I checked the strings with:
package org.dataone.tests; import java.security.MessageDigest; import java.security.NoSuchAlgorithmException; import java.util.ArrayList; import java.util.List; public class MessageDigestDTest { public static void main(String[] args) { MessageDigest md = null; List<String> algorithms = new ArrayList<String>(); algorithms.add("MD5"); algorithms.add("MD-5"); algorithms.add("SHA1"); algorithms.add("SHA-1"); algorithms.add("SHA224"); algorithms.add("SHA-224"); algorithms.add("SHA256"); algorithms.add("SHA-256"); algorithms.add("SHA384"); algorithms.add("SHA-384"); algorithms.add("SHA512"); algorithms.add("SHA-512"); for (String algorithm : algorithms) { try { md = MessageDigest.getInstance(algorithm); System.out.println(md.getAlgorithm() + " is recognized."); } catch (NoSuchAlgorithmException e) { System.out.println(e.getMessage()); } } } }
and got:
MD5 is recognized. MD-5 MessageDigest not available SHA1 is recognized. SHA-1 is recognized. SHA224 MessageDigest not available SHA-224 is recognized. SHA256 MessageDigest not available SHA-256 is recognized. SHA384 MessageDigest not available SHA-384 is recognized. SHA512 MessageDigest not available SHA-512 is recognized.
Change MNodeService
, CNodeService
, and D1NodeService
methods that send or receive SystemMetadata
documents and validate the given string with MessageDigest.getInstance(algorithm)
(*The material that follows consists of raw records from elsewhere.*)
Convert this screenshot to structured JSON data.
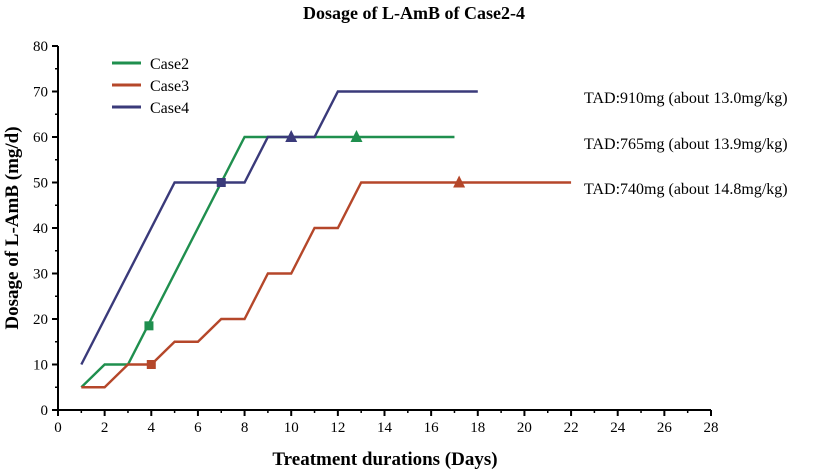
{
  "chart_data": {
    "type": "line",
    "title": "Dosage of L-AmB of Case2-4",
    "xlabel": "Treatment durations (Days)",
    "ylabel": "Dosage of L-AmB (mg/d)",
    "xlim": [
      0,
      28
    ],
    "ylim": [
      0,
      80
    ],
    "xticks": [
      0,
      2,
      4,
      6,
      8,
      10,
      12,
      14,
      16,
      18,
      20,
      22,
      24,
      26,
      28
    ],
    "yticks": [
      0,
      10,
      20,
      30,
      40,
      50,
      60,
      70,
      80
    ],
    "grid": false,
    "legend_position": "top-left",
    "series": [
      {
        "name": "Case2",
        "color": "#1f8f4e",
        "marker": "square",
        "points": [
          [
            1,
            5
          ],
          [
            2,
            10
          ],
          [
            3,
            10
          ],
          [
            8,
            60
          ],
          [
            17,
            60
          ]
        ],
        "marker_points": [
          [
            3.9,
            18.5
          ]
        ],
        "marker_label": "TAD:765mg (about 13.9mg/kg)",
        "end_marker": "triangle",
        "end_marker_point": [
          12.8,
          60
        ]
      },
      {
        "name": "Case3",
        "color": "#b5472a",
        "marker": "square",
        "points": [
          [
            1,
            5
          ],
          [
            2,
            5
          ],
          [
            3,
            10
          ],
          [
            4,
            10
          ],
          [
            5,
            15
          ],
          [
            6,
            15
          ],
          [
            7,
            20
          ],
          [
            8,
            20
          ],
          [
            9,
            30
          ],
          [
            10,
            30
          ],
          [
            11,
            40
          ],
          [
            12,
            40
          ],
          [
            13,
            50
          ],
          [
            22,
            50
          ]
        ],
        "marker_points": [
          [
            4,
            10
          ]
        ],
        "marker_label": "TAD:740mg (about 14.8mg/kg)",
        "end_marker": "triangle",
        "end_marker_point": [
          17.2,
          50
        ]
      },
      {
        "name": "Case4",
        "color": "#3a3a7a",
        "marker": "square",
        "points": [
          [
            1,
            10
          ],
          [
            5,
            50
          ],
          [
            8,
            50
          ],
          [
            9,
            60
          ],
          [
            11,
            60
          ],
          [
            12,
            70
          ],
          [
            18,
            70
          ]
        ],
        "marker_points": [
          [
            7,
            50
          ]
        ],
        "marker_label": "TAD:910mg (about 13.0mg/kg)",
        "end_marker": "triangle",
        "end_marker_point": [
          10,
          60
        ]
      }
    ],
    "annotations": [
      "TAD:910mg (about 13.0mg/kg)",
      "TAD:765mg (about 13.9mg/kg)",
      "TAD:740mg (about 14.8mg/kg)"
    ]
  }
}
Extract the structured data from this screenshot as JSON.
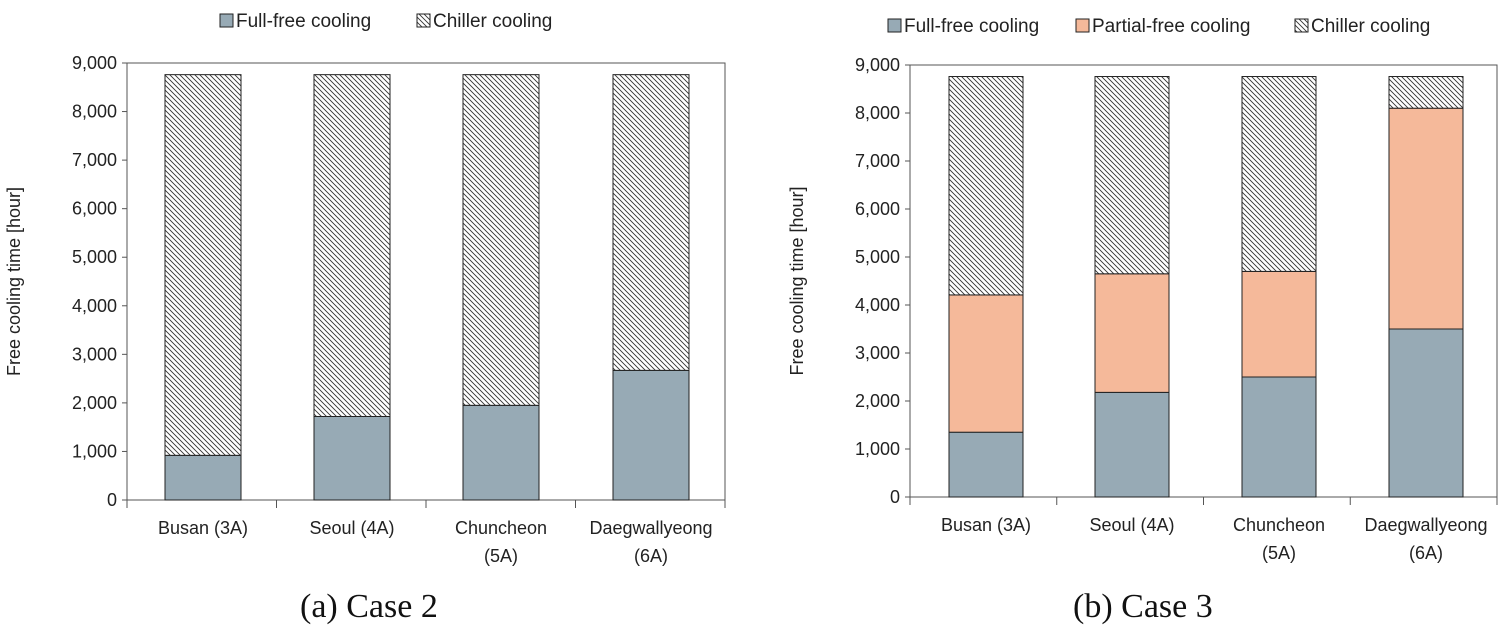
{
  "chart_data": [
    {
      "type": "bar",
      "stacked": true,
      "caption": "(a) Case 2",
      "ylabel": "Free cooling time [hour]",
      "ylim": [
        0,
        9000
      ],
      "yticks": [
        "0",
        "1,000",
        "2,000",
        "3,000",
        "4,000",
        "5,000",
        "6,000",
        "7,000",
        "8,000",
        "9,000"
      ],
      "categories": [
        [
          "Busan (3A)"
        ],
        [
          "Seoul (4A)"
        ],
        [
          "Chuncheon",
          "(5A)"
        ],
        [
          "Daegwallyeong",
          "(6A)"
        ]
      ],
      "series": [
        {
          "name": "Full-free cooling",
          "values": [
            920,
            1720,
            1950,
            2670
          ],
          "color": "#97aab5",
          "pattern": "solid"
        },
        {
          "name": "Chiller cooling",
          "values": [
            7840,
            7040,
            6810,
            6090
          ],
          "color": "#ffffff",
          "pattern": "hatch"
        }
      ],
      "legend_position": "top"
    },
    {
      "type": "bar",
      "stacked": true,
      "caption": "(b) Case 3",
      "ylabel": "Free cooling time [hour]",
      "ylim": [
        0,
        9000
      ],
      "yticks": [
        "0",
        "1,000",
        "2,000",
        "3,000",
        "4,000",
        "5,000",
        "6,000",
        "7,000",
        "8,000",
        "9,000"
      ],
      "categories": [
        [
          "Busan (3A)"
        ],
        [
          "Seoul (4A)"
        ],
        [
          "Chuncheon",
          "(5A)"
        ],
        [
          "Daegwallyeong",
          "(6A)"
        ]
      ],
      "series": [
        {
          "name": "Full-free cooling",
          "values": [
            1350,
            2180,
            2500,
            3500
          ],
          "color": "#97aab5",
          "pattern": "solid"
        },
        {
          "name": "Partial-free cooling",
          "values": [
            2860,
            2470,
            2200,
            4600
          ],
          "color": "#f5b99a",
          "pattern": "solid"
        },
        {
          "name": "Chiller cooling",
          "values": [
            4550,
            4110,
            4060,
            660
          ],
          "color": "#ffffff",
          "pattern": "hatch"
        }
      ],
      "legend_position": "top"
    }
  ]
}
. If we get a NoSuchAlgorithm
exception, throw an InvalidSystemMetadata
exception for the call.
Updated by Matt Jones almost 7 years ago
The definition of the [ChecksumAlgorithm](https://releases.dataone.org/online/api-documentation-v2.0.1/apis/Types.html#Types.ChecksumAlgorithm) type says that algorithm names must be drawn from the Library of Congress controlled vocabulary:
The cryptographic hash algorithm used to calculate a checksum. DataONE recognizes the Library of Congress list of cryptographic hash algorithms that can be used as names in this field, and specifically uses the madsrdf:authoritativeLabel field as the name of the algorithm in this field. See: Library of Congress Cryptographic Algorithm Vocabulary. All compliant implementations must support at least SHA-1 and MD5, but may support other algorithms as well.
We should be checking against that list, and not the Java names, which may not be language neutral.
Updated by Jing Tao almost 7 years ago
According the list here http://id.loc.gov/vocabulary/preservation/cryptographicHashFunctions.html
some names from the list are:
MD5
SHA-1
SHA-256
SHA-384
SHA-512
It doesn't show SHA-224. I am not sure if it is in the list.